In other cases, they won't even review our first submittal unless it's all been signed and sealed. I think it depends on the admin person who logs the submittal into the review queue. Some are normal people, others are mindlessly following a checklist and are totally unreasonable.


----------



## jeb6294 (Feb 21, 2007)

I just ran across this thread, but I've been using a program to do this kind of thing for a little while now. It's called PDF995. It's a free .pdf writer and when it's installed, it just shows up in your list of printers same as any other printer. When you hit print it just brings up a window asking you where you'd like to save the .pdf to. To use the free version you have to put up with a stupid little "sponsor" window that pops up, but that's about it. They've also got a .pdf edit program that's also free. One of the nifty things it'll do is merge .pdf's into one file. Just pick the .pdf's you want to merge and sort them in whatever order you want them and it makes them into a new file.

I've been using this for a while now whenever I want to send a drainage report to someone via email. Makes it really nice...I can have one .pdf file that is my Excel spreadsheet, TR-55 sheets and drainage maps all in one.


----------



## RIP - VTEnviro (Feb 21, 2007)

> They've also got a .pdf edit program that's also free. One of the nifty things it'll do is merge .pdf's into one file. Just pick the .pdf's you want to merge and sort them in whatever order you want them and it makes them into a new file.

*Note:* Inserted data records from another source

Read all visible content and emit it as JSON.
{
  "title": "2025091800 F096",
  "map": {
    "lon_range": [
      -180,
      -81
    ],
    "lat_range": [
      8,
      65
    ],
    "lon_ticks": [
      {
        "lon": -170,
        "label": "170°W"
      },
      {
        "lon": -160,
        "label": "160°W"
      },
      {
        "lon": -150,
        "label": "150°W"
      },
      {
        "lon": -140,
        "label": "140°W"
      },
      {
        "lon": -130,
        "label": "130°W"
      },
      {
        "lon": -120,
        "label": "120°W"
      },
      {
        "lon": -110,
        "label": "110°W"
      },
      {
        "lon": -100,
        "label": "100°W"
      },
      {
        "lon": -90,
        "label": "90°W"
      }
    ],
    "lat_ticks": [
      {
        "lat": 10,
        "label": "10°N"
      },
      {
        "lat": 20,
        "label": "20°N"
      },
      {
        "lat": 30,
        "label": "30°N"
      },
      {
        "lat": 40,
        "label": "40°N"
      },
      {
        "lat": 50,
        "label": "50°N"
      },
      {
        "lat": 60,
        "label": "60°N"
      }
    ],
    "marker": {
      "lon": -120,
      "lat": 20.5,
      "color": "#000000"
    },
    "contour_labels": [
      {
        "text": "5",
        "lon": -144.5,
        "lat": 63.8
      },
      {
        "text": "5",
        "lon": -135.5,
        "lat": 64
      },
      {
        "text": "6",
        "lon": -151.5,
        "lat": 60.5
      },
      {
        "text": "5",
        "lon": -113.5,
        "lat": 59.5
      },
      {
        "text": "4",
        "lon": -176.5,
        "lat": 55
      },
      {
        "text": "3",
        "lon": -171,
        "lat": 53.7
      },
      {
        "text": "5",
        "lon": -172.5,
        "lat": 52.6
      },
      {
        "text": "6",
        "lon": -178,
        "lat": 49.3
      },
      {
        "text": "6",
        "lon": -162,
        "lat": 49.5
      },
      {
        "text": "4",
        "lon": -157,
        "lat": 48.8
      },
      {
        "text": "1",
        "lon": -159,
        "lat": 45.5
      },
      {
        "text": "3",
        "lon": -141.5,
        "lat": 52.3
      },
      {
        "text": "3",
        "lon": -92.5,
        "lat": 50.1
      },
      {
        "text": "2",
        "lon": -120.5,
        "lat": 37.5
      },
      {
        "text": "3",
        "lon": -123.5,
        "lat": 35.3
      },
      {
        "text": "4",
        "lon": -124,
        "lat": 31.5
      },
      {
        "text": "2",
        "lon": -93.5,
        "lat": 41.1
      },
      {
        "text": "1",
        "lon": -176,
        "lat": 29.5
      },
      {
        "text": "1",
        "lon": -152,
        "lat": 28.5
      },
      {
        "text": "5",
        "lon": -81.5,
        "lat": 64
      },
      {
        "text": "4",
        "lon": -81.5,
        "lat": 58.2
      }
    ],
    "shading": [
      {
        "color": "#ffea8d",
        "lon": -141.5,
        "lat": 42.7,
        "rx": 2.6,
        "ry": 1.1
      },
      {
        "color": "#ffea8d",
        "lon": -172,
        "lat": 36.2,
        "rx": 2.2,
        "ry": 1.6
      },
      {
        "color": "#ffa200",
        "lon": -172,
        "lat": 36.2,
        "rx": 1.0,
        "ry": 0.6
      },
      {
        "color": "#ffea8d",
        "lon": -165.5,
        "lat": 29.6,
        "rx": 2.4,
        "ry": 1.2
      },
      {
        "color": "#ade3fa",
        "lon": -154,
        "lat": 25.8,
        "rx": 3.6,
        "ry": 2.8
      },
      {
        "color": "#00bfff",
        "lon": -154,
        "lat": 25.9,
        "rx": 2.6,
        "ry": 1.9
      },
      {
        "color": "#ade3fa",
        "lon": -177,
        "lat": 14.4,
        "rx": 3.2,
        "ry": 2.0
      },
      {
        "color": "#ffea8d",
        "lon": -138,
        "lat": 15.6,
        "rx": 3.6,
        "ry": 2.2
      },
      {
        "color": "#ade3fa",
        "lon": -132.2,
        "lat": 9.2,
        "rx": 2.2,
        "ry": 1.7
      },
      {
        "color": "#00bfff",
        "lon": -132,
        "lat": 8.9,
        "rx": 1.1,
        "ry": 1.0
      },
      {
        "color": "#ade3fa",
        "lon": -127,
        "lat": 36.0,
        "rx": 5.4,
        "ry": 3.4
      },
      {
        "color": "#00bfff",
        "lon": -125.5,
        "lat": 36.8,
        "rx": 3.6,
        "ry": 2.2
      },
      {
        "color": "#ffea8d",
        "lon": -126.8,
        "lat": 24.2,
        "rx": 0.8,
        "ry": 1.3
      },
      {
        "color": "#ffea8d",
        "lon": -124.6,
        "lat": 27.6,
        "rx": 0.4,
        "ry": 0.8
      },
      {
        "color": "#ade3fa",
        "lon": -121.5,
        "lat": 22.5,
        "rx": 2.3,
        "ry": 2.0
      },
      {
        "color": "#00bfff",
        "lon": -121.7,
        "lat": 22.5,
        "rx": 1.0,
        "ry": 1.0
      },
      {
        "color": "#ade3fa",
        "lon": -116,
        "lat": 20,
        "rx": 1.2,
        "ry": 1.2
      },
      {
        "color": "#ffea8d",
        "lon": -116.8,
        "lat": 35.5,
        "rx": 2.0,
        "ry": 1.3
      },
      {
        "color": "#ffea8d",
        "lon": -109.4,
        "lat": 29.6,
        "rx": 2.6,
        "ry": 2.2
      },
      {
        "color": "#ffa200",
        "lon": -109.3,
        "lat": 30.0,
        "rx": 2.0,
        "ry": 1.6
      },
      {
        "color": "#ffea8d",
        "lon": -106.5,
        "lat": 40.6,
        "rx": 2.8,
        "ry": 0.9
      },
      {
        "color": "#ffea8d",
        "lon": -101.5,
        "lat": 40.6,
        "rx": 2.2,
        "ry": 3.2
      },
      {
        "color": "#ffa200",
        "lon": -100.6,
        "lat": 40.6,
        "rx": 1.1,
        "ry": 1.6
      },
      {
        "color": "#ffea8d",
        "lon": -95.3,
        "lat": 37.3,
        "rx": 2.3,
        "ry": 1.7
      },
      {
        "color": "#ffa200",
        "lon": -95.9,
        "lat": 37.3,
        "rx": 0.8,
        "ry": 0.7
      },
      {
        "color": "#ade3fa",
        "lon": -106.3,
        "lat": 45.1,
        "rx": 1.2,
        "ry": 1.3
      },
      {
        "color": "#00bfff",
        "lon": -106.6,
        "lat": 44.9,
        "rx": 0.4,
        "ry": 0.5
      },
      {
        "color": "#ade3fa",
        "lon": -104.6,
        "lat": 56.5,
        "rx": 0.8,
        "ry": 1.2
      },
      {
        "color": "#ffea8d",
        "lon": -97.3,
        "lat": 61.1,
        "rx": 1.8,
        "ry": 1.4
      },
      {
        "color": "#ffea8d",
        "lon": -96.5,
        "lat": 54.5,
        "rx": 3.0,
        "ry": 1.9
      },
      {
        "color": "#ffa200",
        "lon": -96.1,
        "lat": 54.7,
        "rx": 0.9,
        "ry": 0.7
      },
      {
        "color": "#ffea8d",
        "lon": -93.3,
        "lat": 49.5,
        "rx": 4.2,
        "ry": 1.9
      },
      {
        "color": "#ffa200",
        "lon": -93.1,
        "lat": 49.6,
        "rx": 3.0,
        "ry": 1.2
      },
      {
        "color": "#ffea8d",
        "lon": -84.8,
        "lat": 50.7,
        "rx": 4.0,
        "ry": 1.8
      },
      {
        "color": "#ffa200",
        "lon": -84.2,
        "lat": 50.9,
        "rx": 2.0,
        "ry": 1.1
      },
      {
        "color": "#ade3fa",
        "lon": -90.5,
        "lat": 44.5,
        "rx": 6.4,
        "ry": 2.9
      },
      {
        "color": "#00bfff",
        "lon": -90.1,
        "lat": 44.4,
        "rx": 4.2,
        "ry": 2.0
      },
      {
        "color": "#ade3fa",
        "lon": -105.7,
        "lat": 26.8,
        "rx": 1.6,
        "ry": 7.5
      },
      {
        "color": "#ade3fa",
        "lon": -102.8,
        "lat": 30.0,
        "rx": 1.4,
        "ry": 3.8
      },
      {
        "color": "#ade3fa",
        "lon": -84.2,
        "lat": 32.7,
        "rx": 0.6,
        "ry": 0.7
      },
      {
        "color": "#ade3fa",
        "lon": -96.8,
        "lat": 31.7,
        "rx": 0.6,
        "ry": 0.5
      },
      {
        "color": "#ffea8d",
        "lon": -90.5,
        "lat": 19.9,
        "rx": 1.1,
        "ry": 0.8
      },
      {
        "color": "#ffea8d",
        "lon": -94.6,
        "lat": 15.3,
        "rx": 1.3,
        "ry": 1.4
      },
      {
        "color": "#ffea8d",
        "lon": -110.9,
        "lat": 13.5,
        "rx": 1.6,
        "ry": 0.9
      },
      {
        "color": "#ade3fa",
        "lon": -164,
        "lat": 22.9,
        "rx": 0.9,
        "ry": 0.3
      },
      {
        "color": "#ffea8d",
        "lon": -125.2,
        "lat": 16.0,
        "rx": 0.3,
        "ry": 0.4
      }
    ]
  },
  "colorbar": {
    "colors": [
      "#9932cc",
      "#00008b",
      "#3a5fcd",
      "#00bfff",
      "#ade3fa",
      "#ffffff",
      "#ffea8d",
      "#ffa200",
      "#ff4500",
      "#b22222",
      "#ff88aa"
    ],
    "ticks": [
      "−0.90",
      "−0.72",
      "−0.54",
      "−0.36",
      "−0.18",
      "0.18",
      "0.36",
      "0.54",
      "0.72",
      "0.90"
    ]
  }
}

Now that is a nice function. One of the hurdles with e-submitting things is how the hell do you submit your report that contained a Word narrative, Excel spreadsheets, some model output, and a couple .dwg sheets. Does this overcome that well?


----------



## jeb6294 (Feb 22, 2007)

Between the writer and the editor it works pretty well. The nice thing about the writer is that you still do your print setup the same way you would for any other printer. The only difference is that instead of coming out on a printer it spits out a .pdf file so you have a lot of control over how it looks.

When you want to compile .pdf's it opens a little window with a button that says "Add PDF..." That opens an "Open" window same as any other program and you just pull .pdf's from anywhere on your computer or network. Once you have all your files there's a "Move Up" and "Move Down" button that lets your rearrange where each file is in your list. The new .pdf is each of your files in the same order they are in your list. All you do then is hit the button and tell it where to save your file and what to call it.

PDF995 Download

Here's a link if you want to give it a try. It's free to use the "sponsored" version (you get an ad pop up whenever you make a .pdf or open the editor, not a big deal) but it's only $20 to upgrade it if you end up using it a lot.


----------



## FusionWhite (Feb 23, 2007)

Ill try that program out. We have major issues in our office with creating .PDF's. Only select computers have a .PDF conversion program so its a bastard to get one created.


----------



## RIP - VTEnviro (Feb 23, 2007)

We've got a couple of those virtual pdf printers here as well that work fairly well. They just churn out pdfs though, nothing you can edit or fill in.

This pompous guy who works here who thinks he's the deal but has the computer skills of an 80 year old granny. He was waiting by the printer making a big stink about why his document wouldn't come out. Someone checked to see what his problem was. He said I've been trying to print this out as a pdf 10 times but it still won't print. Dummy. :thumbs:


----------